Secondo me il vero documentario si caratterizza invece sempre dalla presenza implicita di un autore personale che restituisce la realtà secondo un punto di vista rigorosamente soggettivo. E' in questi casi che si ha la vera comunicazione, che si distingue nettamente dal semplice carattere informativo che caratterizza i primi che ho citato.
Sembra un non-sense, ma quando si pretende di comunicare secondo un certo criterio di oggettività, quasi sempre siamo in presenza di un prodotto gestito più o meno direttamente da un'istituzione di potere che definisce dall'alto ciò che deve essere considerato vero o meno. Mentre dietro uno sguardo soggettivo c'è l'attiva, esplicita ed onesta elaborazione poetica di una singola persona che secondo il suo punto di vista descrive ciò che per lui è vero. In questo modo diventa molto più produttivo per il fruitore il confronto con ciò che sta guardando perché sa chi c'è dietro alla realizzazione dell'opera.
Non è un caso che oggi come oggi il documentario d'autore è un prodotto pressoché inesistente in televisione, non perché non se ne facciano abbastanza. Basta dare un'occhiata ai programmi dei numerosissimi festival documentari che si organizzano in tutto il mondo per rendersi conto della mole enorme di documenatri d'autore presentati al loro interno. Ma la mancanza dolosa di una qualsiasi distribuzione impedisce che questi arrivino al grande pubblico.
La vera conoscenza è quasi sempre rivoluzionaria, vien da sé quindi che questo genere di documentario venga considerato pericoloso agli occhi del potere costituito. Come dice Vittorio Nevano, regista ed autore prestigioso di documentari, "dittatura e documentario" non sono mai andati d'accordo. Ecco allora che nella situazione odierna in cui la dittatura è chiamata democrazia, ma sempre dittatura è, di veri documentari non se ne vedono in giro, mentre abbonda l'altro tipo di documentario che più giusto sarebbe chiamare con il suo vero nome: propaganda.
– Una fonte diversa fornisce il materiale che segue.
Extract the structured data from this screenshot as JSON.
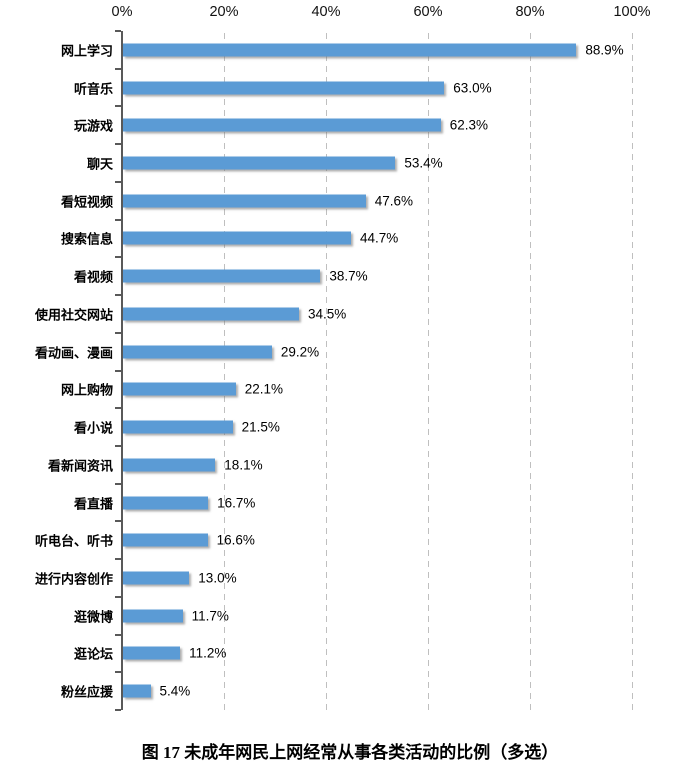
{
  "chart_data": {
    "type": "bar",
    "orientation": "horizontal",
    "title": "",
    "caption": "图 17 未成年网民上网经常从事各类活动的比例（多选）",
    "categories": [
      "网上学习",
      "听音乐",
      "玩游戏",
      "聊天",
      "看短视频",
      "搜索信息",
      "看视频",
      "使用社交网站",
      "看动画、漫画",
      "网上购物",
      "看小说",
      "看新闻资讯",
      "看直播",
      "听电台、听书",
      "进行内容创作",
      "逛微博",
      "逛论坛",
      "粉丝应援"
    ],
    "values": [
      88.9,
      63.0,
      62.3,
      53.4,
      47.6,
      44.7,
      38.7,
      34.5,
      29.2,
      22.1,
      21.5,
      18.1,
      16.7,
      16.6,
      13.0,
      11.7,
      11.2,
      5.4
    ],
    "value_labels": [
      "88.9%",
      "63.0%",
      "62.3%",
      "53.4%",
      "47.6%",
      "44.7%",
      "38.7%",
      "34.5%",
      "29.2%",
      "22.1%",
      "21.5%",
      "18.1%",
      "16.7%",
      "16.6%",
      "13.0%",
      "11.7%",
      "11.2%",
      "5.4%"
    ],
    "x_axis": {
      "position": "top",
      "tick_labels": [
        "0%",
        "20%",
        "40%",
        "60%",
        "80%",
        "100%"
      ],
      "tick_values": [
        0,
        20,
        40,
        60,
        80,
        100
      ],
      "xlim": [
        0,
        100
      ]
    },
    "grid": "dashed-vertical",
    "legend": "none",
    "colors": {
      "bar_fill": "#5B9BD5",
      "axis_line": "#595959",
      "gridline": "#BFBFBF",
      "text": "#000000"
    }
  }
}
Quando, nel 2006, stavo realizzando un documentario che aveva per tema proprio il genere documentario, incontrai Vittorio Nevano e registrai questa intervista che qui presento, in cui questo discorso viene descritto molto bene.
Come è giusto che sia, Nevano è molto accalorato nel presentare le sue tesi e non può essere altrimenti dato che, come tutti i documentaristi, sta pagando sulla sua pelle la frustrazione continua di non vedere alcuna possibilità di vedere distribuito il frutto del proprio lavoro.